Réalisé par plusieurs associations environnementales, le rapport “Home Sweet Home- dusty under bed” met en évidence la présence de perturbateurs endocriniens dans nos logis. A l'initiative de ChemSec et de la Swedish Society for Nature Conservation (SSNC), cette étude a consisté à analyser les poussières domestiques prélevées dans et sous le lit de chambres à coucher à travers le monde. Agissant comme un réservoir pour les produits chimiques dans l'environnement intérieur, la poussière reflète la combinaison de polluants à laquelle les gens sont potentiellement exposés dans leur maison.
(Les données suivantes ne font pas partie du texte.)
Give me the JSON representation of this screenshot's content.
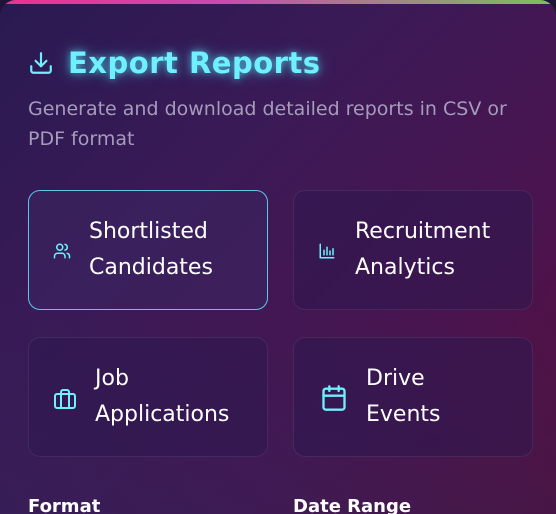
{
  "header": {
    "icon": "download-icon",
    "title": "Export Reports",
    "subtitle": "Generate and download detailed reports in CSV or PDF format"
  },
  "report_types": [
    {
      "line1": "Shortlisted",
      "line2": "Candidates",
      "icon": "users-icon",
      "selected": true
    },
    {
      "line1": "Recruitment",
      "line2": "Analytics",
      "icon": "bar-chart-icon",
      "selected": false
    },
    {
      "line1": "Job",
      "line2": "Applications",
      "icon": "briefcase-icon",
      "selected": false
    },
    {
      "line1": "Drive",
      "line2": "Events",
      "icon": "calendar-icon",
      "selected": false
    }
  ],
  "form": {
    "format_label": "Format",
    "date_range_label": "Date Range"
  },
  "colors": {
    "accent": "#6ff0ff",
    "selected_border": "#58c8ec",
    "subtitle": "#a59cbc"
  }
}
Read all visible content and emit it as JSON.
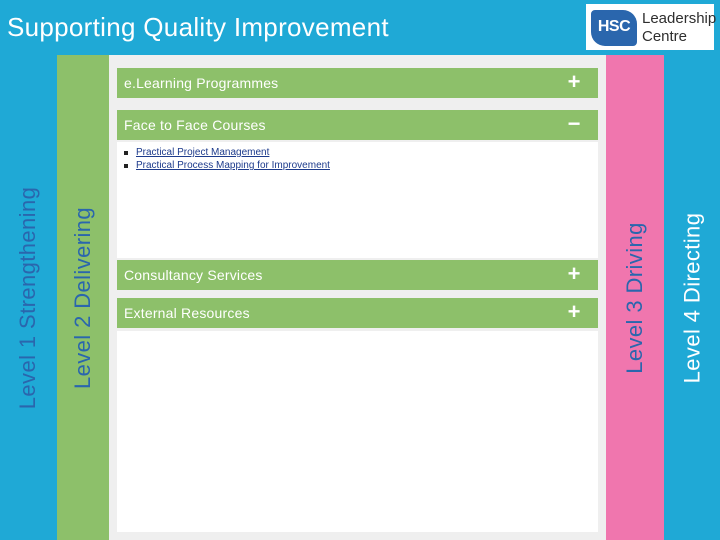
{
  "header": {
    "title": "Supporting Quality Improvement",
    "logo": {
      "mark": "HSC",
      "line1": "Leadership",
      "line2": "Centre"
    }
  },
  "tabs": [
    {
      "label": "Level 1 Strengthening",
      "color": "#1fa9d6"
    },
    {
      "label": "Level 2 Delivering",
      "color": "#8dc06a"
    },
    {
      "label": "Level 3 Driving",
      "color": "#f076ae"
    },
    {
      "label": "Level 4 Directing",
      "color": "#1fa9d6"
    }
  ],
  "accordion": [
    {
      "label": "e.Learning Programmes",
      "toggle": "+",
      "expanded": false
    },
    {
      "label": "Face to Face Courses",
      "toggle": "−",
      "expanded": true,
      "items": [
        "Practical Project Management",
        "Practical Process Mapping for Improvement"
      ]
    },
    {
      "label": "Consultancy Services",
      "toggle": "+",
      "expanded": false
    },
    {
      "label": "External Resources",
      "toggle": "+",
      "expanded": false
    }
  ],
  "colors": {
    "accent_blue": "#1fa9d6",
    "accent_green": "#8dc06a",
    "accent_pink": "#f076ae",
    "text_dark_blue": "#2a66ad",
    "link": "#1d3b8c"
  }
}
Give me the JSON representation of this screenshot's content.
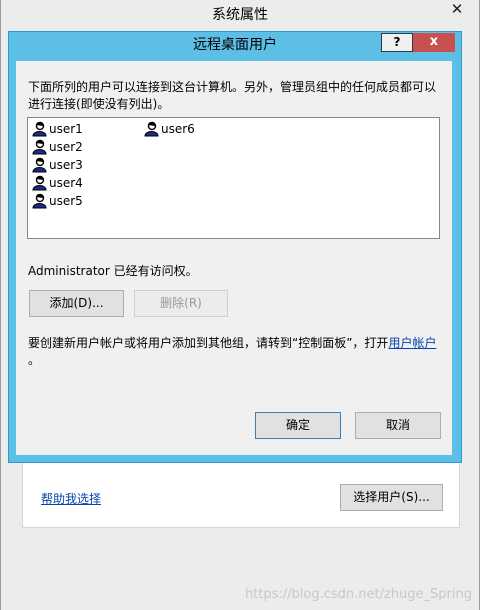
{
  "background_window": {
    "title": "系统属性",
    "close_glyph": "✕",
    "help_link": "帮助我选择",
    "select_users_button": "选择用户(S)..."
  },
  "dialog": {
    "title": "远程桌面用户",
    "help_glyph": "?",
    "close_glyph": "x",
    "intro_text": "下面所列的用户可以连接到这台计算机。另外，管理员组中的任何成员都可以进行连接(即使没有列出)。",
    "users": [
      "user1",
      "user2",
      "user3",
      "user4",
      "user5",
      "user6"
    ],
    "admin_note": "Administrator 已经有访问权。",
    "add_button": "添加(D)...",
    "remove_button": "删除(R)",
    "hint_prefix": "要创建新用户帐户或将用户添加到其他组，请转到“控制面板”，打开",
    "hint_link": "用户帐户",
    "hint_suffix": "。",
    "ok_button": "确定",
    "cancel_button": "取消"
  },
  "watermark": "https://blog.csdn.net/zhuge_Spring"
}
La poussière passée au crible
Pour cette étude, les échantillons de poussières provenaient des chambres de douze différents pays : 6 européens (Allemagne, Belgique, Hongrie, Italie, République Tchèque et Suède), 4 africains (Afrique du Sud, Kenya, Ouganda et Tanzanie), et 2 asiatiques (Malaisie et Philippines). Afin de rassembler le maximum de données, les chambres n'avaient pas été nettoyées depuis une semaine. Des aspirateurs portables et des sacs en plastiques, tous identiques, ont été utilisés pour ne pas fausser les résultats des analyses.
Devant le nombre impressionnant de substances à rechercher, l'étude a préféré se focaliser sur une sélection de produits chimiques connus pour être dangereux pour l'environnement et la santé dont les retardateurs de flamme bromés (PBDE), les PCB, les phtalates, le bisphénol A ou encore certains pesticides.
Toutes ces substances sont capables, ou en tout cas fortement suspectées, d'affecter les systèmes endocriniens ce qui provoque des atteintes à la fertilité, des cancers ainsi que des troubles neurocomportementaux. De plus, il est parfois difficile de caractériser l'action d'un seul polluant car les perturbateurs endocriniens sont souvent mélangés. Ce cocktail peut ainsi avoir un impact plus important, en raison des effets de synergies entre ces molécules.
Des résultats inquiétants…
Les résultats de ces analyses ont révélé que toutes les échantillons de poussières domestiques contenaient un mélange de perturbateurs endocriniens. Ces derniers sont libérés par une grande famille de produits de consommation présents dans les foyers : ameublement, électronique, cosmétiques, jouets…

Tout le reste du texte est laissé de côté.